J'étais juste allée à l'appartement nouveau, quand vous êtes venue ! Si j'avais été ici, vous auriez, en prenant la peine de monter, vu le plus navrant spectacle. Ce lieu est devenu, même extérieurement, inhabitable. Outre les travaux de jour et de nuit, la "Ville" depuis ce matin, fait dépiquer l'avenue.
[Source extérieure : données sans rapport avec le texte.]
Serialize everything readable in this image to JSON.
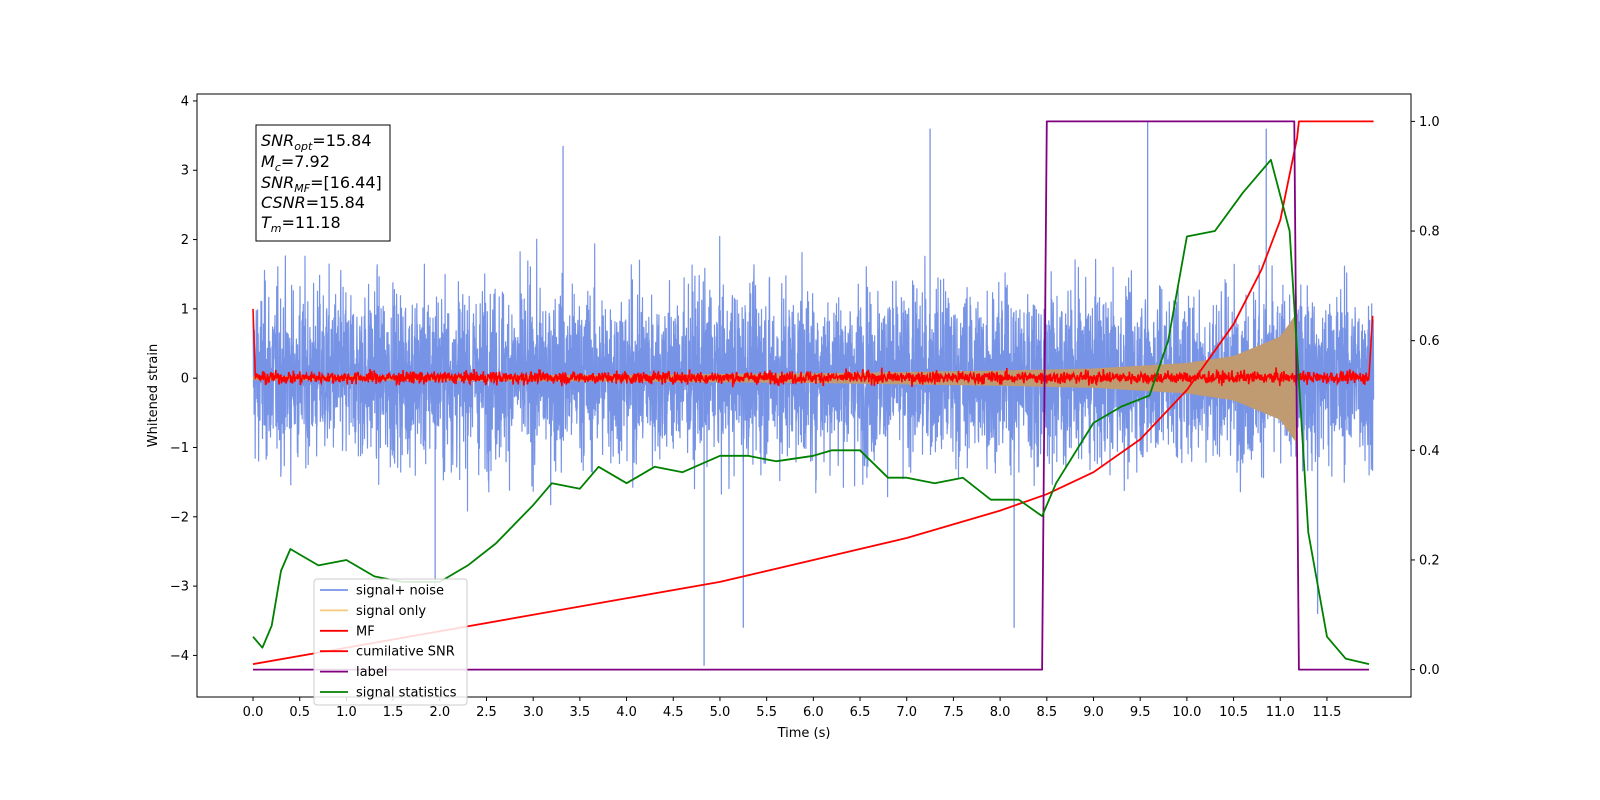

Vous connaissez ce bruit des fraiseuses mordant l’asphalte ? Un bruit de dentiste grossi vingt mille fois.

Mais oui, le 16, avec joie et appétit ! Ayez la bonne grâce de me dire un peu avant le nombre des convives. Avez-vous été sans moi aux Arts ménagers ?

Je commence à croire que le petit appartement sera plaisant - grâce au divan ! Sur le tard, je consens à des facilités étranges : on m’a donné (« on », c’est lady Westmacott, cloîtrée au Vendôme Hôtel avec une toute petite perruche en liberté) une table qui roule, pour le thé, - traduisez vin chaud. Ne dois-je pas rougir de mon emménagement coopératif ? Je vous écris appuyée sur une hypothèse, sur l’aile d’une chimère, sur une synecdoque ; j’avais peu de meubles et on me les enlève.

Avant le 16, vous viendrez bien jeter un oeil critique sur ma « tranche » de building ? L’adresse la plus pratique est je crois « Building Marignan, 29 Champs-Elysées » et le téléph : Elysées 00 34. Si on m’avait dit que j’habiterais un « building  !...

Je n’en finis pas de vous écrire, c’est pour me consoler de ma situation. Je vous embrasse, très chère Winnie, et je suis votre

Colette.

 

 

22.8.24.

10, rue de Penthièvre

Princesse,

Je vous remercie de votre mot. Hélas, c'est la médaille des vieux serviteurs ! après 14 ans de service, mon mérite est apparu dans son rayonnement administrateur, voilà tout ce que ça veut dire.

Je suis dans les herbages, en Normandie ; d'une main, j'écris et de l'autre je tiens un parapluie. Il y aura de l'eau dans mon encre. Je pense chaque jour aux jours correspondants de l'an dernier, et je refais le voyage et à nouveau vous bénis.